Philippe Grosos, Comme un corps lourd dans une eau sombre. Essai sur le rayonnement paradoxal du mal.
Philippe Grosos, Comme un corps lourd dans une eau sombre. Essai sur le rayonnement paradoxal du mal, Genève, Labor et Fides, 2011, 127 p.
Texte intégral
1On ne dira jamais assez, selon Ph. Grosos, combien vaine est la quête de l'origine du mal, de sa signification dans une conception « rationnelle » de l'existence de l'être humain. Quelle raison convoquer pour un aussi irrémissible « scandale » ? Le terme même de scandale ne renvoie-t-il pas à un surgissement imprévu, une rupture dans l'ordre du monde, qui ne relève plus d'une interprétation totalisante de cet ordre et de ce monde – mais suppose une logique radicalement autre de pensée ? Une pensée que P. Ricœur pose « hors système », et dont l'auteur propose en cet ouvrage un déploiement rigoureux au terme d'une analytique sans concession du mal. Sans cette quête originelle, qui fonde toute théodicée comme argumentaire de la bonté de Dieu au principe impossible du mal, et qui le définit en termes de péché, de transgression, de faute, engendrant l'univers morbide de la culpabilité. Délester le mal de son emprise théologique, et le saisir, loin de toute genèse, en son « effectivité ». L'effectivité du mal n'est pas seulement le point précis où il fait entame en quelque instance physique ou morale, mais ce que V. Jankélévitch nomme ses « effets de cascades, néfastes, dévastatrices », mais parfois, « bénéfiques ». À « crime insondable », notait le philosophe, « méditation inépuisable ». Sans limite, puisque débarrassée de l'impératif de transcendance. Et qui doit rendre compte de la double qualification du mal : son « enfouissement » qui caractérise « son insondabilité et son irrationalité » ; son « rayonnement », qui l'ouvre tragiquement « à l'indétermination de ses conséquences ».
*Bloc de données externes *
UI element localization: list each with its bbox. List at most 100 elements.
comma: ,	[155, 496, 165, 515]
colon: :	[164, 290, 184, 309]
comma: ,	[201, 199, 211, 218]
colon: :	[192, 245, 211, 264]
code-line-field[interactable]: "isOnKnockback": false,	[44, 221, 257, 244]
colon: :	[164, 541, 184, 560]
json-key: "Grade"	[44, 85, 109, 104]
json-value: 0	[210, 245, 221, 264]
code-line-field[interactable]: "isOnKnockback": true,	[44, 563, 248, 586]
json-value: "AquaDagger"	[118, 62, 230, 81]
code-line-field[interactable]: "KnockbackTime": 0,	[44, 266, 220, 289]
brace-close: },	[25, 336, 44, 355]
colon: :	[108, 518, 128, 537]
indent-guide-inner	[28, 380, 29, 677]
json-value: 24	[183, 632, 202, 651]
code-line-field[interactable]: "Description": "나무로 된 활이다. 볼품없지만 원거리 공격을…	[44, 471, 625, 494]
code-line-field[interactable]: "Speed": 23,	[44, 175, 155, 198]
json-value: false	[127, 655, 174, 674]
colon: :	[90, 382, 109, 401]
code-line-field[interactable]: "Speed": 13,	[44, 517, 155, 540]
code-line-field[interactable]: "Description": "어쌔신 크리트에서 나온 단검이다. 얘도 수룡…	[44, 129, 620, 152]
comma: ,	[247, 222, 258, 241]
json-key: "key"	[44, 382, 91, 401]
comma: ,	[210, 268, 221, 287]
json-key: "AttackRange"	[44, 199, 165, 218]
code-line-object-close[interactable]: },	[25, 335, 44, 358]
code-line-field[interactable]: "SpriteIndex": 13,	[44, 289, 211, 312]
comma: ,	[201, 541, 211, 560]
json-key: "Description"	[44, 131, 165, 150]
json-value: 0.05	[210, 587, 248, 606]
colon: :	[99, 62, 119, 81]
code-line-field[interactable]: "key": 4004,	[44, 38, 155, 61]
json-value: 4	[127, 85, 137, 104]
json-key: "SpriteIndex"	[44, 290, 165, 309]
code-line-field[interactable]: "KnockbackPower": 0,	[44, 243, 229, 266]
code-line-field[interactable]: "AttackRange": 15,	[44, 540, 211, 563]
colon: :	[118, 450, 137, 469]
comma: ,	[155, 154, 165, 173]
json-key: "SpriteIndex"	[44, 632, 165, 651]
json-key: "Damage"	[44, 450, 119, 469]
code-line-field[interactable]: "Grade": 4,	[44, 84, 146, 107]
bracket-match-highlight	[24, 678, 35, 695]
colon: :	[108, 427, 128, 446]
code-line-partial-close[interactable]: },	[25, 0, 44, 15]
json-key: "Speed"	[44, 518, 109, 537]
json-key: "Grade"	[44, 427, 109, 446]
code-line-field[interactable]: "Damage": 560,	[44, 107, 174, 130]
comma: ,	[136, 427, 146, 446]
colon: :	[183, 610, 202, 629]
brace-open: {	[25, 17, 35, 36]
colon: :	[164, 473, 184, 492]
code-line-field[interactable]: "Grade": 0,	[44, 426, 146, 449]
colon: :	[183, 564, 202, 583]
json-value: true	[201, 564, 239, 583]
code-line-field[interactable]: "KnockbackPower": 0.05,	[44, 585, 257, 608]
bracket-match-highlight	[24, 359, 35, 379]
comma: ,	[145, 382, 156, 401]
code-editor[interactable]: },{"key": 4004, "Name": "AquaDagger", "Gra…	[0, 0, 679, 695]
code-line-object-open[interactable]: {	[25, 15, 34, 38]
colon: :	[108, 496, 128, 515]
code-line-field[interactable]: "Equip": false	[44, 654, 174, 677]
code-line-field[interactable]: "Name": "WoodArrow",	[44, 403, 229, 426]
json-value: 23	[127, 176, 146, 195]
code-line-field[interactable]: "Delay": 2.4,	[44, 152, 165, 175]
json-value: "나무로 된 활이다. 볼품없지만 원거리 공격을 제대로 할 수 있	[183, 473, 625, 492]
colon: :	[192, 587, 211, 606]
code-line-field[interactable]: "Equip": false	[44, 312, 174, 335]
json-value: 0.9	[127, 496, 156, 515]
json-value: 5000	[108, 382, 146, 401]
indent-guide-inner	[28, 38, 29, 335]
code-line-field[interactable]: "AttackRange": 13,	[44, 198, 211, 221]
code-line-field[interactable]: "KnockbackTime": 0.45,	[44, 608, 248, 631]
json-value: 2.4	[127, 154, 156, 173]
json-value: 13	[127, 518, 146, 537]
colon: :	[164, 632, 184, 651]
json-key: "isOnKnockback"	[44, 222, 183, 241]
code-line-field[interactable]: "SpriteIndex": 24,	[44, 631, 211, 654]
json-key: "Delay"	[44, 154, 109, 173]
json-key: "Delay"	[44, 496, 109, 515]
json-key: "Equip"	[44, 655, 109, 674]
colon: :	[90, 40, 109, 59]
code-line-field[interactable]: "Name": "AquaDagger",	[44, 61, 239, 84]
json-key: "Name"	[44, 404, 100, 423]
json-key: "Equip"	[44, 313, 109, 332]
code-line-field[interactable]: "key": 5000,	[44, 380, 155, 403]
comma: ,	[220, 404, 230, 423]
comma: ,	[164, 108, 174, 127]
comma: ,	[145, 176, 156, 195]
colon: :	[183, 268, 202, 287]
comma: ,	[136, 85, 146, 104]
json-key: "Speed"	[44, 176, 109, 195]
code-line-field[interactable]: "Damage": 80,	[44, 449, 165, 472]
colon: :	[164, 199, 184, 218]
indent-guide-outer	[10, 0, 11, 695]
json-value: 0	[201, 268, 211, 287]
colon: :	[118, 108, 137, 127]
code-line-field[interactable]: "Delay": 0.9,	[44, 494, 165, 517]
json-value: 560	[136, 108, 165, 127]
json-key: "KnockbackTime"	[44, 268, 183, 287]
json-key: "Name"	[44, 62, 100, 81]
2D'emblée cette dualité du mal en interdit toute conception déterministe, qui renverrait à une cause elle-même effet d'une cause antérieure indéfiniment reconduite en un enchaînement « nécessaire », ce qui réinscrirait le mal dans une « logique de la totalisation du sens », un « processus de justification », l'insensé et l'absurde du mal étant « ramenés à une raison théologique ou historique ». Ainsi procède la théodicée, incapable dès lors, selon Ph. Grosos, de relever le défi que le « mal effectif lance à la rationalité ». Car celle-ci réclame en effet, par excellence chez Leibniz, un « souci de cohérence propre à l'exigence d'un système », « où tout va par des règles générales, qui tout au plus se limitent entre elles ». Quand Pierre Bayle soutient l'incompréhensibilité fondamentale, et fondatrice, du mal, Leibniz affirme que le mal ne peut faire « exception au principe de la “raison déterminante” ». Le mal accède ainsi au rang d'un « être de raison », le « mal théologique », par quoi l'on peut en rendre compréhensible le déploiement, sa nécessité, sa justification – « peine due à la coulpe », écrit Leibniz, crime et son châtiment. Le mal participe ainsi, paradoxalement, du seul monde possible, le meilleur entre tous les autres à disposition de Dieu, dans la mesure même où il n'échappe pas aux contraintes de la raison.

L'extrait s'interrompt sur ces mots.